More women than ever are choosing to reduce their carbon footprint by using alternative feminine hygiene products.
Both pad users and tampon users now have alternative options that don’t end up in a landfill.
Carbonfund.org Foundation, a non-profit foundation to reduce climate change said, “(It can be) easy and affordable for any individual, business or organization to reduce and offset their climate impact and hasten the transition to a low-carbon future,” with education, projects, and group outreach.
The switch to alternative feminine hygiene products is economical, and it is currently in fashion in some women’s groups.
Here are some alternatives to tampons:
The Moon Cup is a menstrual cup that collects your output the same way a tampon does, but it is reusable. If you are worried about the quantity of your output, you can also measure your output with this cup. That way you can report your output directly to your doctor if you have concerns.
The cup only needs to be emptied every 12 hours, so you can empty it and clean it in the shower and one other time during the day.
This product has won many awards for the fact that it is reusable. Women who use this product never have to run to the store for tampons again, and women in African who don’t live close to a store and can’t easily afford any hygiene products can use this product.
The Moon Cup even won the title “Best Eco Product” from Healthy Living in November 2011. It also won the title “Responsible Business” from Brighton and Hove in October 2009. It won the “Best Buy” status from Ethical Consumer Magazine, and “Top Sanitary Product” from The Good Shopping Guide. It won the “Best Environmentally Friendly Product” title in 2004 from The Vegan Society. The Natural Trade Show voted The Moon Cup “Best New Product” in 2003, and the awards go on.
Retails for $24.99 to $39.99
The Diva Cup is another menstrual cup made of silicon that collects your output. As it is worn internally, it doesn’t have the potential to create an odor like tampons that let air inside of you do. Also, it is never painful or difficult to remove like a dry tampon can be.
The Diva Cup can be worn when you sleep and also only needs to be washed twice a day. Thus, if it isn’t the right time to clean it, (like at work), you don’t have to.
The Diva Cup has also won awards. It was voted “Best Women’s Product” by Alive Awards, a Canadian retailers association. It won the Silver Medal from Consumers Choice for being the best personal care and beauty product. It also made it into the top ten for the People’s Choice Award for Green Businesses, awarded by Green America.
Retails for $24.49 to $39.99
Here are some alternatives to pads:
Since cloth pads have been around since before disposable pads, there are many options for cloth pads. Cloth pads can be saved and used over and over like trifold cloth baby diapers.
Cloth pads can be washed with your regular laundry, as period blood is no different than a nose bleed.
Party in my Pants is a cloth pad company that makes fashionable pads in all shapes and colors. They make pads to fit all types of underwear. They make different thicknesses and lengths as well. If you like flowers, butterflies, or owls on your underwear, you can get pads in those prints as well. The pads stay in place with a snap. That same snap keeps the pads in a tight ball when you don’t want anyone to see what they are in your purse.
CEOs Luci and Lydia Daum repurposed a 19th century school house called Wilmarth in Paris, France to keep with the trend of saving the environment.
“Wilmarth, like the other old schools, was going to be torn down,” said Luci in an interview with DesignSponge.com. “In the end they sold it to us for next to nothing.”
Retails for $9.99 to $18.99 each
Luna Pads sell their kits seven pads at a time with stash bags, to keep the dirty pads in, and special stain removing wash.

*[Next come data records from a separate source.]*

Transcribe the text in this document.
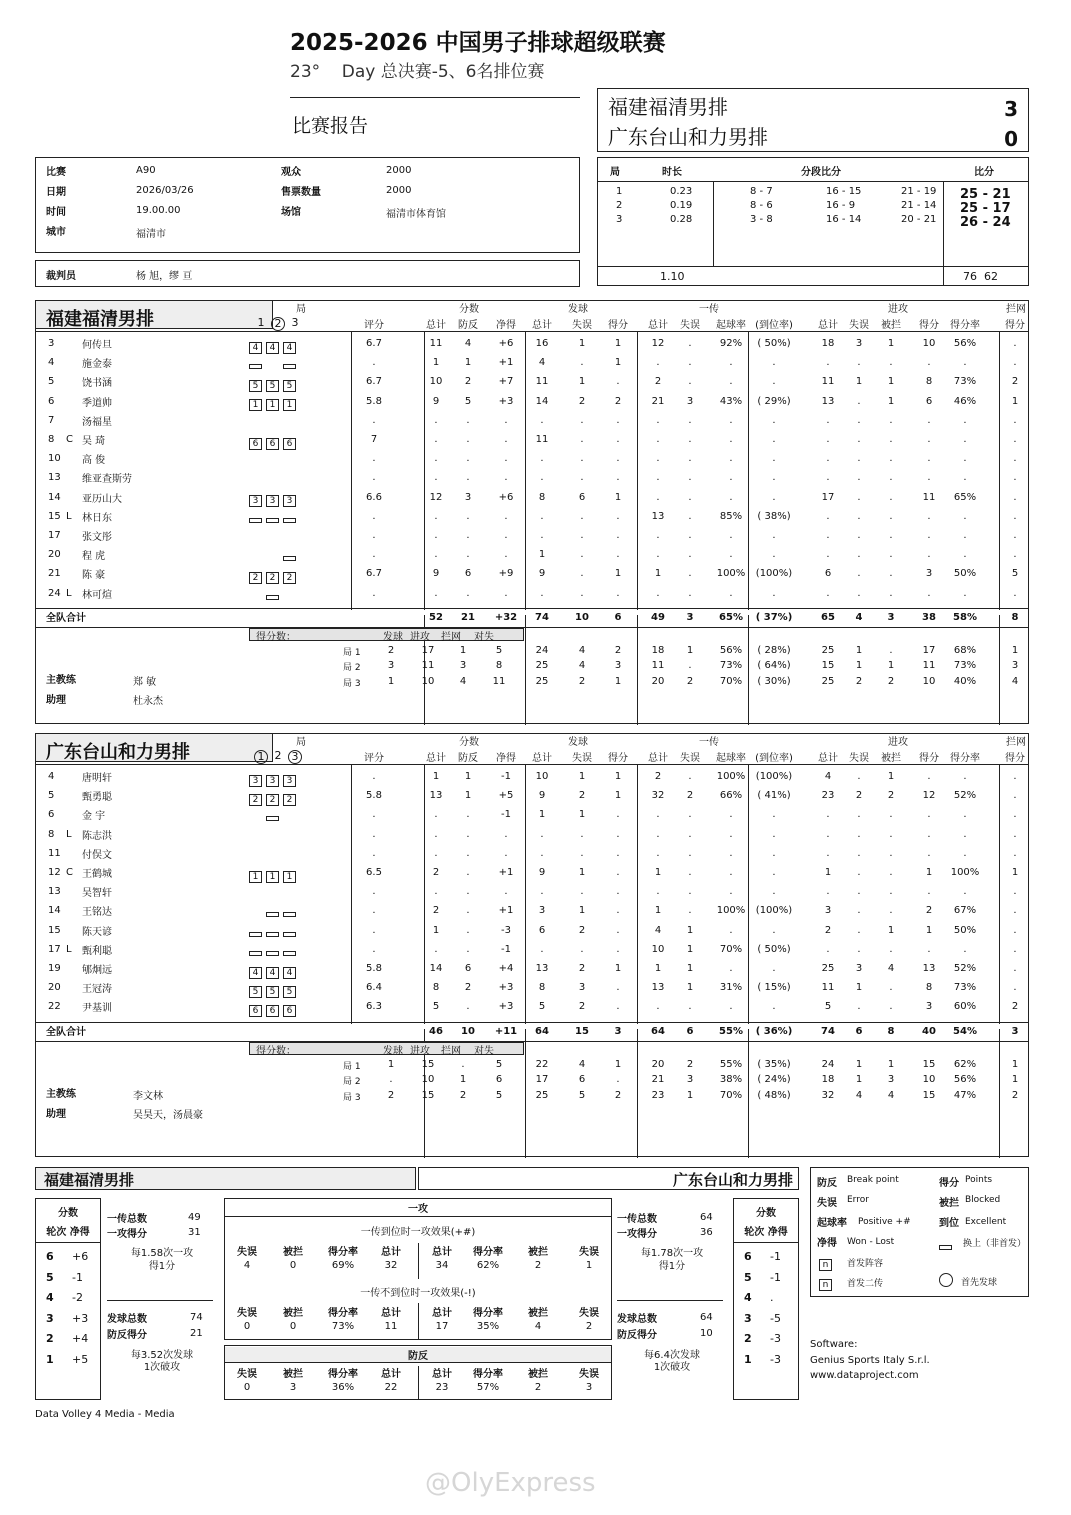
2025-2026 中国男子排球超级联赛
23°    Day 总决赛-5、6名排位赛
比赛报告
福建福清男排	3
广东台山和力男排	0
比赛	A90
日期	2026/03/26
时间	19.00.00
城市	福清市
观众	2000
售票数量	2000
场馆	福清市体育馆
裁判员	杨 旭，缪 亘
局	时长	分段比分	比分
1	0.23	8 - 7	16 - 15	21 - 19 25 - 21
2	0.19	8 - 6	16 - 9	21 - 14 25 - 17
3	0.28	3 - 8	16 - 14	20 - 21 26 - 24
1.10	76  62
福建福清男排	局
1 2 3
分数	发球	一传	进攻	拦网
评分	总计	防反	净得	总计	失误	得分	总计	失误	起球率 (到位率)	总计	失误	被拦	得分	得分率	得分
3	何传旦	4 4 4	6.7	11	4	+6	16	1	1	12	.	92%	( 50%)	18	3	1	10	56%	.
4	施金泰	.	1	1	+1	4	.	1	.	.	.	.	.	.	.	.	.	.
5	饶书涵	5 5 5	6.7	10	2	+7	11	1	.	2	.	.	.	11	1	1	8	73%	2
6	季道帅	1 1 1	5.8	9	5	+3	14	2	2	21	3	43%	( 29%)	13	.	1	6	46%	1
7	汤福星	.	.	.	.	.	.	.	.	.	.	.	.	.	.	.	.	.
8 C 吴 琦	6 6 6	7	.	.	.	11	.	.	.	.	.	.	.	.	.	.	.	.
10 高 俊	.	.	.	.	.	.	.	.	.	.	.	.	.	.	.	.	.
13 维亚查斯劳	.	.	.	.	.	.	.	.	.	.	.	.	.	.	.	.	.
14 亚历山大	3 3 3	6.6	12	3	+6	8	6	1	.	.	.	.	17	.	.	11	65%	.
15 L 林日东	.	.	.	.	.	.	.	13	.	85%	( 38%)	.	.	.	.	.	.
17 张文彤	.	.	.	.	.	.	.	.	.	.	.	.	.	.	.	.	.
20 程 虎	.	.	.	.	1	.	.	.	.	.	.	.	.	.	.	.	.
21 陈 豪	2 2 2	6.7	9	6	+9	9	.	1	1	.	100%	(100%)	6	.	.	3	50%	5
24 L 林可煊	.	.	.	.	.	.	.	.	.	.	.	.	.	.	.	.	.
全队合计	52	21	+32	74	10	6	49	3	65%	( 37%)	65	4	3	38	58%	8
得分数：	发球 进攻 拦网 对失
局 1	2	17	1	5	24	4	2	18	1	56%	( 28%)	25	1	.	17	68%	1
局 2	3	11	3	8	25	4	3	11	.	73%	( 64%)	15	1	1	11	73%	3
局 3	1	10	4	11	25	2	1	20	2	70%	( 30%)	25	2	2	10	40%	4
主教练	郑 敏
助理	杜永杰
广东台山和力男排	局
1 2 3
分数	发球	一传	进攻	拦网
评分	总计	防反	净得	总计	失误	得分	总计	失误	起球率 (到位率)	总计	失误	被拦	得分	得分率	得分
4	唐明轩	3 3 3	.	1	1	-1	10	1	1	2	.	100%	(100%)	4	.	1	.	.	.
5	甄勇聪	2 2 2	5.8	13	1	+5	9	2	1	32	2	66%	( 41%)	23	2	2	12	52%	.
6	金 宇	.	.	.	-1	1	1	.	.	.	.	.	.	.	.	.	.	.
8 L 陈志洪	.	.	.	.	.	.	.	.	.	.	.	.	.	.	.	.	.
11 付俣文	.	.	.	.	.	.	.	.	.	.	.	.	.	.	.	.	.
12 C 王鹤城	1 1 1	6.5	2	.	+1	9	1	.	1	.	.	.	1	.	.	1	100%	1
13 吴智轩	.	.	.	.	.	.	.	.	.	.	.	.	.	.	.	.	.
14 王铭达	.	2	.	+1	3	1	.	1	.	100%	(100%)	3	.	.	2	67%	.
15 陈天谚	.	1	.	-3	6	2	.	4	1	.	.	2	.	1	1	50%	.
17 L 甄利聪	.	.	.	-1	.	.	.	10	1	70%	( 50%)	.	.	.	.	.	.
19 郇炯远	4 4 4	5.8	14	6	+4	13	2	1	1	1	.	.	25	3	4	13	52%	.
20 王冠涛	5 5 5	6.4	8	2	+3	8	3	.	13	1	31%	( 15%)	11	1	.	8	73%	.
22 尹基训	6 6 6	6.3	5	.	+3	5	2	.	.	.	.	.	5	.	.	3	60%	2
全队合计	46	10	+11	64	15	3	64	6	55%	( 36%)	74	6	8	40	54%	3
得分数：	发球 进攻 拦网 对失
局 1	1	15	.	5	22	4	1	20	2	55%	( 35%)	24	1	1	15	62%	1
局 2	.	10	1	6	17	6	.	21	3	38%	( 24%)	18	1	3	10	56%	1
局 3	2	15	2	5	25	5	2	23	1	70%	( 48%)	32	4	4	15	47%	2
主教练	李文林
助理	吴昊天，汤晨豪
福建福清男排	广东台山和力男排
分数
轮次 净得
6 +6
5 -1
4 -2
3 +3
2 +4
1 +5
分数
轮次 净得
6 -1
5 -1
4 .
3 -5
2 -3
1 -3
一传总数	49
一攻得分	31
每1.58次一攻
得1分
发球总数	74
防反得分	21
每3.52次发球
1次破攻
一传总数	64
一攻得分	36
每1.78次一攻
得1分
发球总数	64
防反得分	10
每6.4次发球
1次破攻
一攻
一传到位时一攻效果(+#)
一传不到位时一攻效果(-!)
失误	被拦	得分率	总计	总计	得分率	被拦	失误
4	0	69%	32	34	62%	2	1
失误	被拦	得分率	总计	总计	得分率	被拦	失误
0	0	73%	11	17	35%	4	2
防反
失误	被拦	得分率	总计	总计	得分率	被拦	失误
0	3	36%	22	23	57%	2	3
防反 Break point
失误 Error
起球率 Positive +#
净得 Won - Lost
n	首发阵容
n	首发二传
得分 Points
被拦 Blocked
到位 Excellent
换上（非首发）
首先发球
Software:
Genius Sports Italy S.r.l.
www.dataproject.com
Data Volley 4 Media - Media
@OlyExpress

Madeleine Shaw and Suzanne Siemens run Luna Pads, and have added special absorbent panties to the mix, and these aren’t the feminine napkin belts of your mother’s time. These are cute, absorbent underwear that ca be washed and worn again.
Retails for $5.99 to $16.99 each
Sckoon, a company that sells mostly baby clothing, also sells feminine pads in several different shapes. Sckoon’s claim to fame is that all of their environmentally saving products are made from chemical free organic cotton.

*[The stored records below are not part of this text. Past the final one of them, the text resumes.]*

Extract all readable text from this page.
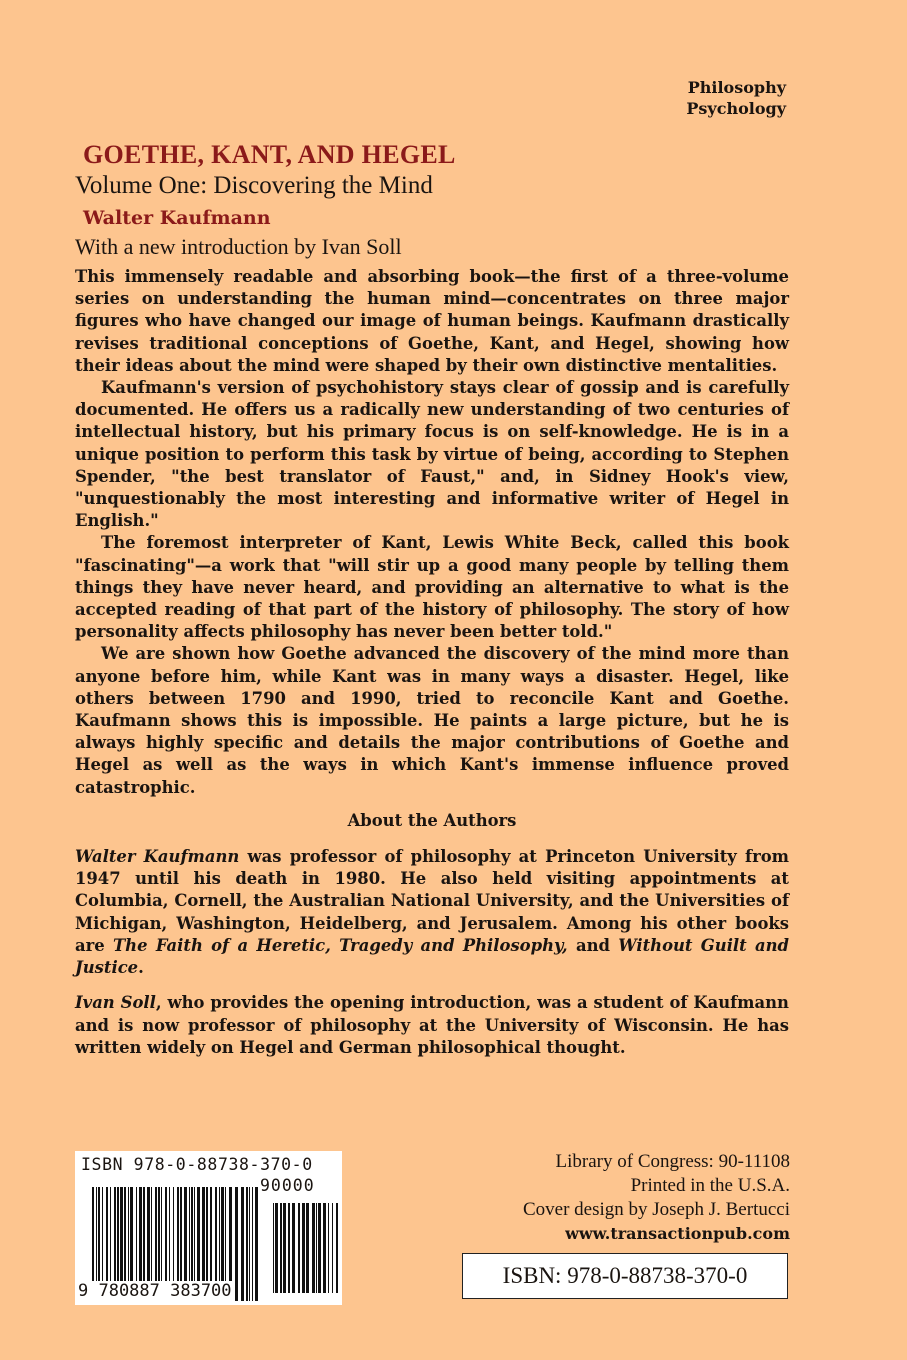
Philosophy
Psychology
GOETHE, KANT, AND HEGEL
Volume One: Discovering the Mind
Walter Kaufmann
With a new introduction by Ivan Soll

This immensely readable and absorbing book—the first of a three-volume series on understanding the human mind—concentrates on three major figures who have changed our image of human beings. Kaufmann drastically revises traditional conceptions of Goethe, Kant, and Hegel, showing how their ideas about the mind were shaped by their own distinctive mentalities.

Kaufmann's version of psychohistory stays clear of gossip and is carefully documented. He offers us a radically new understanding of two centuries of intellectual history, but his primary focus is on self-knowledge. He is in a unique position to perform this task by virtue of being, according to Stephen Spender, "the best translator of Faust," and, in Sidney Hook's view, "unquestionably the most interesting and informative writer of Hegel in English."

The foremost interpreter of Kant, Lewis White Beck, called this book "fascinating"—a work that "will stir up a good many people by telling them things they have never heard, and providing an alternative to what is the accepted reading of that part of the history of philosophy. The story of how personality affects philosophy has never been better told."

We are shown how Goethe advanced the discovery of the mind more than anyone before him, while Kant was in many ways a disaster. Hegel, like others between 1790 and 1990, tried to reconcile Kant and Goethe. Kaufmann shows this is impossible. He paints a large picture, but he is always highly specific and details the major contributions of Goethe and Hegel as well as the ways in which Kant's immense influence proved catastrophic.

About the Authors

Walter Kaufmann was professor of philosophy at Princeton University from 1947 until his death in 1980. He also held visiting appointments at Columbia, Cornell, the Australian National University, and the Universities of Michigan, Washington, Heidelberg, and Jerusalem. Among his other books are The Faith of a Heretic, Tragedy and Philosophy, and Without Guilt and Justice.

Ivan Soll, who provides the opening introduction, was a student of Kaufmann and is now professor of philosophy at the University of Wisconsin. He has written widely on Hegel and German philosophical thought.

ISBN 978-0-88738-370-0
90000
9 780887 383700
Library of Congress: 90-11108
Printed in the U.S.A.
Cover design by Joseph J. Bertucci
www.transactionpub.com
ISBN: 978-0-88738-370-0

The Sckoon website reads, “On average, a woman spends $7.50 per month on disposable pads, which can quickly add up. That is around $90 dollars per year. Multiply that by the six years that Sckoon Organic Cotton Pads can last and you are (up) $540.”
Sckoon Organics has been featured in Pregnancy & Newborn Magazine, Body + Soul Magazine, Body Magazine, Mothering Magazine, Organic Style Magazine, Verdant Magazine, and more. Sckoon has also been featured in Korean and Japanese magazines.